L’esecuzione continuò senza sosta per circa mezz’ora, poi si sentì nell’aria un sibilo seguito da un forte boato: gli alleati, ormai giunti alle porte di Prato, stavano bombardando la città. Nella concitazione del momento uno o forse due condannati sfruttarono la confusione e riuscirono a fuggire. Tuttavia i nazisti non si scomposero e aspettarono la fine del cannoneggiamento per portare a termine il loro proposito, lasciando il luogo dell’eccidio soltanto quando ebbero ultimato l’esecuzione.

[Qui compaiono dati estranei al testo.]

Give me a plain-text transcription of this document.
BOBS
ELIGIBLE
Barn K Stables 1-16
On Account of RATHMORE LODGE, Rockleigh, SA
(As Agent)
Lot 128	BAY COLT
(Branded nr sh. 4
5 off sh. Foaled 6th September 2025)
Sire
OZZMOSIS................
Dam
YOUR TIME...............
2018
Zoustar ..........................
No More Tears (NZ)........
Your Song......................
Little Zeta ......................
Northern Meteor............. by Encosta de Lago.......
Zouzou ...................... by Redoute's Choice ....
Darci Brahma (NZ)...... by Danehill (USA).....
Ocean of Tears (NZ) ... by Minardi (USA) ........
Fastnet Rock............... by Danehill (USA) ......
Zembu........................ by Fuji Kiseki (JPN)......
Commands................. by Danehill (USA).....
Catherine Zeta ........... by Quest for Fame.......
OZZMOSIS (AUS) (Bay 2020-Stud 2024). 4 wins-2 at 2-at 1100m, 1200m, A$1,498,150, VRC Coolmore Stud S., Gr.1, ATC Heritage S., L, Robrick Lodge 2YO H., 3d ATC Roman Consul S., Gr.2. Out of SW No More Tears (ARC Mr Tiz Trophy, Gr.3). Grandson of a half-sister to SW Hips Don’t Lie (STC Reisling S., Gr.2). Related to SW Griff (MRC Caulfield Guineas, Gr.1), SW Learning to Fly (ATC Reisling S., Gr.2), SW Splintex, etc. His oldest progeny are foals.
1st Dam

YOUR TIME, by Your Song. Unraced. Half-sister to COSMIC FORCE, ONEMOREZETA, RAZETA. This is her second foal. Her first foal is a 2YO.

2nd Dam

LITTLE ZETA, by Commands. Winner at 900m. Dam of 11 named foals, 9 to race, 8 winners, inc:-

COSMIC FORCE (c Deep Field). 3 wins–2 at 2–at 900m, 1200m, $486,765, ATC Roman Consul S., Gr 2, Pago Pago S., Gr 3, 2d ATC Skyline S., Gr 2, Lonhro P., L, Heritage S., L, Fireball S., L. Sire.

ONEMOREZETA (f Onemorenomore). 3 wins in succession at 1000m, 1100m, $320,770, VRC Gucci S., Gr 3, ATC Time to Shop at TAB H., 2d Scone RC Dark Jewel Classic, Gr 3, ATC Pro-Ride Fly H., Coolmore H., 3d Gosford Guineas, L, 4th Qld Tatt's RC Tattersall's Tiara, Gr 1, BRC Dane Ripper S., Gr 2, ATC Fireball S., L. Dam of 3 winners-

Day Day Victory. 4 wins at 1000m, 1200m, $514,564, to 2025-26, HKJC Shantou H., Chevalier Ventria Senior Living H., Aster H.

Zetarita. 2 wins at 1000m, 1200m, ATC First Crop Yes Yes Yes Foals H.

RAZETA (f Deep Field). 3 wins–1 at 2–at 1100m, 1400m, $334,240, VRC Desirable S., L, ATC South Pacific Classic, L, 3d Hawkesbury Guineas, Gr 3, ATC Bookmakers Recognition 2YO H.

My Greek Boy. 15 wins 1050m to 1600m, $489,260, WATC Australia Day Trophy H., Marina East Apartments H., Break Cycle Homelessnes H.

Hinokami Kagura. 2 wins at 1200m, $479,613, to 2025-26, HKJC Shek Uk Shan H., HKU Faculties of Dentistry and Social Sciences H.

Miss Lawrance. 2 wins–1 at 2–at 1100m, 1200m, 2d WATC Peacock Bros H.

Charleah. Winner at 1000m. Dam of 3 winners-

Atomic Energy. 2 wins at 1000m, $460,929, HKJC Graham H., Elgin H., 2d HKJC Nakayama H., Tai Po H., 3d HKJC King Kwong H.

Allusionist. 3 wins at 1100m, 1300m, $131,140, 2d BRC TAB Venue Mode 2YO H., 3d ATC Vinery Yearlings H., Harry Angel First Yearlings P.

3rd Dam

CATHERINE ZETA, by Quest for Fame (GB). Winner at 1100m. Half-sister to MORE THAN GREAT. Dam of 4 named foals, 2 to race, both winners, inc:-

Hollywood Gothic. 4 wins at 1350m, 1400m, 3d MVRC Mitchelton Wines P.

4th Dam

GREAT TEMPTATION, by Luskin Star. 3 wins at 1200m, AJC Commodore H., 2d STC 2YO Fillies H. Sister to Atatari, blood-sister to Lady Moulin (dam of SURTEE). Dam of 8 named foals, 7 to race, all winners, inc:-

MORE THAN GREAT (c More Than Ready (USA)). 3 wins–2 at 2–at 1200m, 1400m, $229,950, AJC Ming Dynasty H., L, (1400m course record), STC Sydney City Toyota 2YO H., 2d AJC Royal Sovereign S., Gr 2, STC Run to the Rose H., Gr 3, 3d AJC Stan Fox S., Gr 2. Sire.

Fu allora che alcuni abitanti di Figline vinsero la paura ed iniziarono a togliere gli impiccati dalle corde. Sotto la pioggia che iniziava nuovamente a cadere vennero identificati i cadaveri e fu scavata una fossa presso il cimitero del paese dove i morti furono seppelliti tutti assieme. Soltanto dopo alcuni giorni una squadra di partigiani fu incaricata di disseppellire i martiri per dar loro degna sepoltura. I corpi furono ripuliti ed adagiati nelle casse mortuarie per essere trasportati al cimitero di Chiesanuova, dove il 12 settembre 1944 la popolazione rese loro l’ultimo saluto.

Nel corso degli anni non si è mai giunti a condannare i responsabili dell’eccidio di Figline, anche se le prime ricerche erano state intraprese già nell’autunno del 1944. Di fatto, nei giorni successivi alla liberazione del centro laniero gli alleati cercarono di far luce sui possibili crimini di guerra commessi nella zona, arrivando ben presto a conoscenza del ruolo svolto dal maggiore Laqua. Il processo era quindi ben avviato, ma in poco tempo le indagini si arenarono. Come la maggior parte dei procedimenti penali contro i crimini nazifascisti in Italia anche quello di Figline fu gettato nel tristemente noto armadio della vergogna, dal quale riemerse solo nel 1994. A quel punto, nonostante tempestive ed efficaci ricerche, le informazioni recuperate risultarono inutili e il processo contro Karl Laqua fu definitivamente archiviato il 25 gennaio 2005.